Many pharmaceutical companies do not seek participation in clinical trials of people with other medical conditions because they are concerned about how the experimental therapy might interact with other drugs or affect other medical conditions.

However, this exclusion does not consider people who will actually take the drug. For example, a black woman with diabetes might be barred from a clinical trial for a specific drug, but she would likely be prescribed the drug once it’s approved by the FDA. This means that many black patients may be taking medications that could cause bad reactions that haven’t been studied for other conditions.

Even for women who know about and have access to clinical trials, substantial indirect costs, especially in terms of time and money, can make it difficult for them to participate.

“From the perspective of the patients, there are many (requirements) to participate in clinical trials. Treatments are free, but there are more blood draws and imaging. There may be indirect costs that are not always considered, such as work permits, paying for parking and fuel, or finding childcare for patients with children,” said Dr Idossa.

Lack of diversity in clinical trials causes less personalized care

The lack of diversity in clinical trials also limits opportunities for personalized medicine and care for Black and Hispanic breast cancer patients. For example, between 5 and 10 out of 100 cases of breast cancer they are caused by inherited genetic mutations, most commonly in the gene BRCA1 or BRCA2. THE personalized medicine seeks to diagnose and treat breast cancer, using a patient’s genetic makeup and the genes in the cancer cells. But most of the data doesn’t have a good representation.

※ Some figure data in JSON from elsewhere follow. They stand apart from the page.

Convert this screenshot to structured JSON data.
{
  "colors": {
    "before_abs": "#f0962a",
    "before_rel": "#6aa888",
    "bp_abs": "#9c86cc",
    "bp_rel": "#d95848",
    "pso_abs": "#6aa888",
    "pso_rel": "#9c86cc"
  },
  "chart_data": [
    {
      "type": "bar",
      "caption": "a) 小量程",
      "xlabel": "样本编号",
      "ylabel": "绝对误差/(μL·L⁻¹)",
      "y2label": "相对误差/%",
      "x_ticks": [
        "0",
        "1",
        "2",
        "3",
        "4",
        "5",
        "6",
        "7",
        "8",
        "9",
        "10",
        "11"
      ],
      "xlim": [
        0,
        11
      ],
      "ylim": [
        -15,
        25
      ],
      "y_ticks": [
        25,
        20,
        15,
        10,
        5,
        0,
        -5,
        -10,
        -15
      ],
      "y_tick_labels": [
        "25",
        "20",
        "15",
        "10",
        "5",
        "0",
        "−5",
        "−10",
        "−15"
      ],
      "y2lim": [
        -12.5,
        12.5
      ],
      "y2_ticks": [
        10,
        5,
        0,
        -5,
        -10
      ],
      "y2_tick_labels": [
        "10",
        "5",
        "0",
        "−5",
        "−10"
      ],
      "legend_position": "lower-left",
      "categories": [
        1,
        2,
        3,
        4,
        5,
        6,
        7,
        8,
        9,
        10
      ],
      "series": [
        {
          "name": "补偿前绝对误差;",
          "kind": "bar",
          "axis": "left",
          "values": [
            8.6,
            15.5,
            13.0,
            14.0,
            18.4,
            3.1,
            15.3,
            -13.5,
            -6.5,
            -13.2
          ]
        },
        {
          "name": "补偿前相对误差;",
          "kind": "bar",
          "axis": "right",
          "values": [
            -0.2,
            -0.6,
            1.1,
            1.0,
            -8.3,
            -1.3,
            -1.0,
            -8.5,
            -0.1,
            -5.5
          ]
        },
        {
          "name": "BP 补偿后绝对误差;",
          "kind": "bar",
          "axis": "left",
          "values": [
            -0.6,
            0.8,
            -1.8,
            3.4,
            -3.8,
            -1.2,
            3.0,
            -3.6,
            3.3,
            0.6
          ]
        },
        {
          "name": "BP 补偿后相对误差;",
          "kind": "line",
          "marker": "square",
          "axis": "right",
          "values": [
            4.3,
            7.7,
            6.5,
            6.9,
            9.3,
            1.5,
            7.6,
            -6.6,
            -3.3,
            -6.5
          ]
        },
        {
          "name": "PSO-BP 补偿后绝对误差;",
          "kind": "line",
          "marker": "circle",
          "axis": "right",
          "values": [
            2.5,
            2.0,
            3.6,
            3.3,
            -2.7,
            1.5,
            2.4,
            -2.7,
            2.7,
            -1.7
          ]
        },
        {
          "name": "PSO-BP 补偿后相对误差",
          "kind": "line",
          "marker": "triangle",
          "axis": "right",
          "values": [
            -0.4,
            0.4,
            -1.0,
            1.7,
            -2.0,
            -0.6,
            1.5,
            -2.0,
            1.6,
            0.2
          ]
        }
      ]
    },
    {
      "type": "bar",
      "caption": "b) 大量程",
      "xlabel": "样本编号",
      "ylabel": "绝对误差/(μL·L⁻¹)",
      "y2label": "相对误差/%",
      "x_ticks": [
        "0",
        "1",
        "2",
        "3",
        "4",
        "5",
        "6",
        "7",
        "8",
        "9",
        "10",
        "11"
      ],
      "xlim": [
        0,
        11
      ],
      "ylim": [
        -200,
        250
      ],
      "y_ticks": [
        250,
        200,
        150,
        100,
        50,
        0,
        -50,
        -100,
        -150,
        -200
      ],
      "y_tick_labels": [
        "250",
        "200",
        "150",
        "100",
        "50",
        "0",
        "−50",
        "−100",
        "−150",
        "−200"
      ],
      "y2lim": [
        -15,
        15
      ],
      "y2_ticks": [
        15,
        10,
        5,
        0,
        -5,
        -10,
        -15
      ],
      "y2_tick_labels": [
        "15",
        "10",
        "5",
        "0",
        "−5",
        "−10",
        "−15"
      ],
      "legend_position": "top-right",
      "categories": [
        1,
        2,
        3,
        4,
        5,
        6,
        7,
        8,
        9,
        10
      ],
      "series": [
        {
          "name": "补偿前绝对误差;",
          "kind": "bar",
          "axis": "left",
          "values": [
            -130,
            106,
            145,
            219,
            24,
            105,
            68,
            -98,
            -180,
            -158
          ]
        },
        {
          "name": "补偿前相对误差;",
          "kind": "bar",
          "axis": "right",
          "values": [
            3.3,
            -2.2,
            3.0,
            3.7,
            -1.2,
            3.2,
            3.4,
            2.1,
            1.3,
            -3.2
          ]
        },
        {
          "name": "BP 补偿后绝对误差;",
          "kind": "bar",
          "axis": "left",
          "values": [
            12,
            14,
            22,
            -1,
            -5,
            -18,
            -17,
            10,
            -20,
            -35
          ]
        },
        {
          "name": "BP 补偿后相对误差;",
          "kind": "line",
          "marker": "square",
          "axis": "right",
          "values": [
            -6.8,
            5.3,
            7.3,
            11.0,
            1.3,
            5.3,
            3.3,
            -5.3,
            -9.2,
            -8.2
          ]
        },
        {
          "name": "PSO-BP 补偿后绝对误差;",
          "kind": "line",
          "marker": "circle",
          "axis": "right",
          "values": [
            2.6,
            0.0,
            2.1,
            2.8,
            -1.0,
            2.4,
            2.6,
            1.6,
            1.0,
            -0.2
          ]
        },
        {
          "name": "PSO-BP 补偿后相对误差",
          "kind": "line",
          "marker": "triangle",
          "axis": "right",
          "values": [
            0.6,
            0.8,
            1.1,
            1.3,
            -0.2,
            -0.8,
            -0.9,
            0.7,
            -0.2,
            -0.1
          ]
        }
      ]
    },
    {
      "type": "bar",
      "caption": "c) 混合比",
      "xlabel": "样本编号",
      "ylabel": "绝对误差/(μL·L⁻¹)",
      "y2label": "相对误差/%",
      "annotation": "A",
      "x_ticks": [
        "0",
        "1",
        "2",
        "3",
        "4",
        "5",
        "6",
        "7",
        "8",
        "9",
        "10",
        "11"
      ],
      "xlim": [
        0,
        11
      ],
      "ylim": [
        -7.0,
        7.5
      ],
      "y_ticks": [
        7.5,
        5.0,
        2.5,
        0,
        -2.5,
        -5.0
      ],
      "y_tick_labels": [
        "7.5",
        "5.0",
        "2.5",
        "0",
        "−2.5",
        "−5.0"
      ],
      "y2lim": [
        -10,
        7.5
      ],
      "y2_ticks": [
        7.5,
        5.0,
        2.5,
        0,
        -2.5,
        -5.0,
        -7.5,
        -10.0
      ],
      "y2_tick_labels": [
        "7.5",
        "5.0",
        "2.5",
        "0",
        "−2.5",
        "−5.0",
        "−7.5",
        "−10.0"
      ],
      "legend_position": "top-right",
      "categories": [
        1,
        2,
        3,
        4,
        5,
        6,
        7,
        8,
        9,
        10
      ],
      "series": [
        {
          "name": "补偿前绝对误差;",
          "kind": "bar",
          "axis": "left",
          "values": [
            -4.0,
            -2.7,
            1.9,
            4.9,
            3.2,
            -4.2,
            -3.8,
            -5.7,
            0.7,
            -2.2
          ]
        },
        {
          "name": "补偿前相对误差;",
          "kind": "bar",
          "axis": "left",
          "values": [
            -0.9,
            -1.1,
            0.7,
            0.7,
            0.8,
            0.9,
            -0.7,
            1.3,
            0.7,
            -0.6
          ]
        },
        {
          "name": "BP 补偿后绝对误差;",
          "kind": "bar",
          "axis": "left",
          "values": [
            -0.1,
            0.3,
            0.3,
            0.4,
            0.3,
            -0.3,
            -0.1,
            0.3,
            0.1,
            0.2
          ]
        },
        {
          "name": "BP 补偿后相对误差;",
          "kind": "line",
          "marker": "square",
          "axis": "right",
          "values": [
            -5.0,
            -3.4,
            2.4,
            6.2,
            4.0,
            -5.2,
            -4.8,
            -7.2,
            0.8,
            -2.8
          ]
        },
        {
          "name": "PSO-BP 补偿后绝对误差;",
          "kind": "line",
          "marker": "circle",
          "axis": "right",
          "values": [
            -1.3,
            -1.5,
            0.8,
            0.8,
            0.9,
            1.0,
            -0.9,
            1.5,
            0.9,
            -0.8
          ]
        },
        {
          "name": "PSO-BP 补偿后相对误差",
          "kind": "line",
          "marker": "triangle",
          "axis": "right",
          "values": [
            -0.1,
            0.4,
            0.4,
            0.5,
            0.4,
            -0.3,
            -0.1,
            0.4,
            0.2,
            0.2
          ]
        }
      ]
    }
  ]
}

According to Dr Idossa, much of what we know about genetic mutations comes from a European population that didn’t have much variety in their DNA. He added that when non-white patients undergo DNA testing, they can sometimes receive a variant of uncertain significance (VSI), because it is often based on European standards.

AND result with a VSI it means that a mutation was found during genetic testing, but it is not known whether it is a non-cancerous mutation or linked to cancer. Research has shown that Hispanic and Asian women have the highest amount of results with VSI and black women have the highest rates of VSI results, which are in turn associated with cancer.

“You can’t tailor medicine for a genome you don’t have and biology you don’t understand,” said Dr. Gary. So our treatments will be less refined, because our disease is not well understood.”

Solutions for the future

There are steps the medical and pharmaceutical industries can take to make cancer trials more inclusive.

For starters, Dr. Gary and Dr. Idossa said drug companies can participate in partnerships with community organizations that are targeted more by Black and Hispanic breast cancer patients.

“There is a need to focus on intent in how we train people, and we need to have staff who can actually do these tests in the communities, clinics and hospitals where most patients actually live,” said Dr. Idossa.

Companies that manage trials should invest more in marketing and educating the communities that need these trials.

Dr Idossa said researchers should seek to develop good and meaningful relationships with marginalized communities. Having a previous, long-term, trusting relationship can make it easier to increase the safety of trial participants and can make it easier for Black and Hispanic women to participate in clinical trials.

Healthcare professionals (HCPs) should also review implicit biases and communication styles. Healthcare providers should offer information to cancer patients without them deciding for themselves whether a patient would be interested or a good candidate.

“We (Black and Hispanic patients) need to take the necessary steps to participate in these studies now. People are ready. We have to seize these moments,” Dr. Gary said.

Unfortunately, inequalities in breast cancer have been around for years, but we have the opportunity to make tangible changes that can help save more lives and provide Black and Hispanic people with breast cancer with the care and treatment they deserve.

This resource has been prepared with support from Merck.